How Does an IPO Work?

An IPO or Initial Public Offering occurs when a private company offers up shares of its company for sale to the public, who by purchasing those shares own a piece of the company. Small private companies carry out IPOs to raise capital for growth and expansion, while well-established private companies have IPOs to become publicly traded and even bigger. For example when Rupert Murdoch's News Corporation went public, it sold about a 19% stake of the company to raise almost $3 billion.

Investors who buy a company's shares buy a piece of ownership in the company for a chance to benefit from its future profits. For the owners of a company, it means giving up some control depending on what percentage of the company is sold, opening the company up to public and government scrutiny, and being accountable to shareholders.


When a company decides to offer an IPO, it hires an underwriting company or companies which are usually investment banks that take on the task of researching the company about to go public, marketing the company and ultimately issuing and selling stock.

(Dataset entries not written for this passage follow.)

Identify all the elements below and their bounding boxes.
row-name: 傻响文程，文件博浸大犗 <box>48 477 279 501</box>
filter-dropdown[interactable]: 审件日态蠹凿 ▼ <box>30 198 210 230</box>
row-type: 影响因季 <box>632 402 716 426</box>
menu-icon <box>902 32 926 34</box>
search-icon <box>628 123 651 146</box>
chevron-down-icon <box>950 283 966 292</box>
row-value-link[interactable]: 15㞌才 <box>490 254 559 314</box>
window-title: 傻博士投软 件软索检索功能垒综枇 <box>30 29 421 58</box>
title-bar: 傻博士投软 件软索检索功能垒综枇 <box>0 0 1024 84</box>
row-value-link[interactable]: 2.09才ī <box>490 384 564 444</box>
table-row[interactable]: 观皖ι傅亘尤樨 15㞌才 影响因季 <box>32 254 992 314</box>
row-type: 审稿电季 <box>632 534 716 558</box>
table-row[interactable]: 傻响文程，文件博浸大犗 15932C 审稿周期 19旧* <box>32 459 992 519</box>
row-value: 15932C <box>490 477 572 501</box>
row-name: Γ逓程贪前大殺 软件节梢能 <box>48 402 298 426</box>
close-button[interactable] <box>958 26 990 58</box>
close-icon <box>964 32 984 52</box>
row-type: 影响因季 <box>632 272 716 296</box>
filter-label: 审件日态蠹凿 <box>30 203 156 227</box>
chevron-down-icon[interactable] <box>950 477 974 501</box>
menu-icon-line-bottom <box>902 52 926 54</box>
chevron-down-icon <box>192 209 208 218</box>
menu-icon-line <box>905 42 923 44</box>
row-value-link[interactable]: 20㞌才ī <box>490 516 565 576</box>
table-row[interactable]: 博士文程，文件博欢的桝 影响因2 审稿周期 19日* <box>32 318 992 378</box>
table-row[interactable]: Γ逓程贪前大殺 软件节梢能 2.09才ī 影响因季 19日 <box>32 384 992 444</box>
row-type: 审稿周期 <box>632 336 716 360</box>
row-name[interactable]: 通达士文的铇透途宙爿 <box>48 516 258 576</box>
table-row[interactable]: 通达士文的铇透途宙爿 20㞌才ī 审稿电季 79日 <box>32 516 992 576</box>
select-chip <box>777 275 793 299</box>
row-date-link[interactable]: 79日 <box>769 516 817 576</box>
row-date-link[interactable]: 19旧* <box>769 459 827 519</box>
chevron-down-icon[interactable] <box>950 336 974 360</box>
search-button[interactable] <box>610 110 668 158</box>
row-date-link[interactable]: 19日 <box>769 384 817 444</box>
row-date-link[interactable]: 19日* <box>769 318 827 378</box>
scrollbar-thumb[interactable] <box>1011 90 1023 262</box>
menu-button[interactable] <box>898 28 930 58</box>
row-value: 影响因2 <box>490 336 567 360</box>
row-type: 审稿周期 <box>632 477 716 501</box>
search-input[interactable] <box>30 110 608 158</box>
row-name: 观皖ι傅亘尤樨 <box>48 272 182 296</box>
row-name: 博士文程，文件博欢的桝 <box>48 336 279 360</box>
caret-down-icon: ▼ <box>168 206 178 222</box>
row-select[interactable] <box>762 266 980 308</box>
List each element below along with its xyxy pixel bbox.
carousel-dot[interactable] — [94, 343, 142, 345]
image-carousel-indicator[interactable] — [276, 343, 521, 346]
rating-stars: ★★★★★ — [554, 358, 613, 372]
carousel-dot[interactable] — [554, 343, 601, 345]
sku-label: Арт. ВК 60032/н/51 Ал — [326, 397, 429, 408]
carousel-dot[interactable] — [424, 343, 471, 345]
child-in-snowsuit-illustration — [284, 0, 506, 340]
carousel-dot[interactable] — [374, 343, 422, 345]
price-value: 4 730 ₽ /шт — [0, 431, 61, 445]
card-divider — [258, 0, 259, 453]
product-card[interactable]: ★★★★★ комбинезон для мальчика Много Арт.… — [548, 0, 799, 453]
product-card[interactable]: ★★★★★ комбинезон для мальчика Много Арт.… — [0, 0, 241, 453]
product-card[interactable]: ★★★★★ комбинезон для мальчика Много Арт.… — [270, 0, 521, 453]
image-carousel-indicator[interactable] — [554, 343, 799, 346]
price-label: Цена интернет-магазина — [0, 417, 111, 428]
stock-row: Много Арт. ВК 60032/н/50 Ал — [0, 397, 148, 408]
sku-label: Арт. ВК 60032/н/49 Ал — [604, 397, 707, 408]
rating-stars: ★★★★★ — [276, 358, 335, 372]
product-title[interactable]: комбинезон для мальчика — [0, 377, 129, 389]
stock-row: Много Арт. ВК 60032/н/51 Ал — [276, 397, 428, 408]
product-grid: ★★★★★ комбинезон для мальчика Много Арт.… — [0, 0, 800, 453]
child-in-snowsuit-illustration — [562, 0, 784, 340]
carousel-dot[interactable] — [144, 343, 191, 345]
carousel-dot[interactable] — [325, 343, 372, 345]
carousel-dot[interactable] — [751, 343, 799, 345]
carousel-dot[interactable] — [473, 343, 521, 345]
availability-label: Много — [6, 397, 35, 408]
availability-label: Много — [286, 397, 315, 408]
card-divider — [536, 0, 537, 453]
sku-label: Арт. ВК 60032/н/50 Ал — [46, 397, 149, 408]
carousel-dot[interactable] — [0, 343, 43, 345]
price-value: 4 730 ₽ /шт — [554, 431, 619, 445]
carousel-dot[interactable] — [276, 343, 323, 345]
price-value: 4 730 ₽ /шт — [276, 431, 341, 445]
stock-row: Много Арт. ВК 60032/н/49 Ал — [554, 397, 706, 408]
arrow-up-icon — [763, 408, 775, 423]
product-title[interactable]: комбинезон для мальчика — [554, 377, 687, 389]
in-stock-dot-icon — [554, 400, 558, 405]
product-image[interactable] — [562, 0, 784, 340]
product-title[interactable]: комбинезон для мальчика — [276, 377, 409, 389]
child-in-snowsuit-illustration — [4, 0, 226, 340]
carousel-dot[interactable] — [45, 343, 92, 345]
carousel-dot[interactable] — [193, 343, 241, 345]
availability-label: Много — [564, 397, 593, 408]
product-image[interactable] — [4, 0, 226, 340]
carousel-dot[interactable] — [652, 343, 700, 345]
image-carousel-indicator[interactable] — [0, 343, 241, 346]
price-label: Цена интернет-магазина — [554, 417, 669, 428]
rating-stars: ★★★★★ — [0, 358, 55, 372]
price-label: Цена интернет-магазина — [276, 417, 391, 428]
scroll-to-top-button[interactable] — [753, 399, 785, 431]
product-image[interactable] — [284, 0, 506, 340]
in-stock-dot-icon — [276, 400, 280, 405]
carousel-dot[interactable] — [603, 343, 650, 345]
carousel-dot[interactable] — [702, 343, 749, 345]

Once the underwriters have completed their research they take the company they are about to sell on a road show of presentations and sales spins to convince institutional investors and analysts to buy into the IPO. These large investors and not individuals are the ones who will do most of the buying and raise the company the most money. It is therefore no accident that average Joes are not invited to participate in an IPO before the first day of trading.

The best way to get in on an IPO as in individual small investor is to contact your broker or have a brokerage account at one the investment banks serving as underwriters for the IPO.

Public Sale

After all the hype and publicity, the company chooses a date for the IPO offering. The shares are usually offered to institutional investors and big buyers through an auction process.

After this, trading takes place for the first time on the open stock market at a starting price decided as the issue price. Depending on how well the first day of trading goes the company is able to meet its initial projections of how much capital it is expected to raise.

Not all experts agree that investing in IPOs for individual investors is such a good idea. One reason is because individuals are encouraged to hold onto their stock for at least a month before selling, unlike institutional investors who can buy and sell whenever they want. Because of the hype surrounding an IPO, the stock price usually rises heavily in the first few days of trading and then tapers off or even falls. At the initial stage, the institutional investors can move in and out and make a killing.

For the individual investor, especially one interested in investing for the long term, the best time to buy is not necessarily at the IPO stage but when the excitement has waned off and the price has fallen. A month or two later will be just as fine. Of course there are rare exceptions.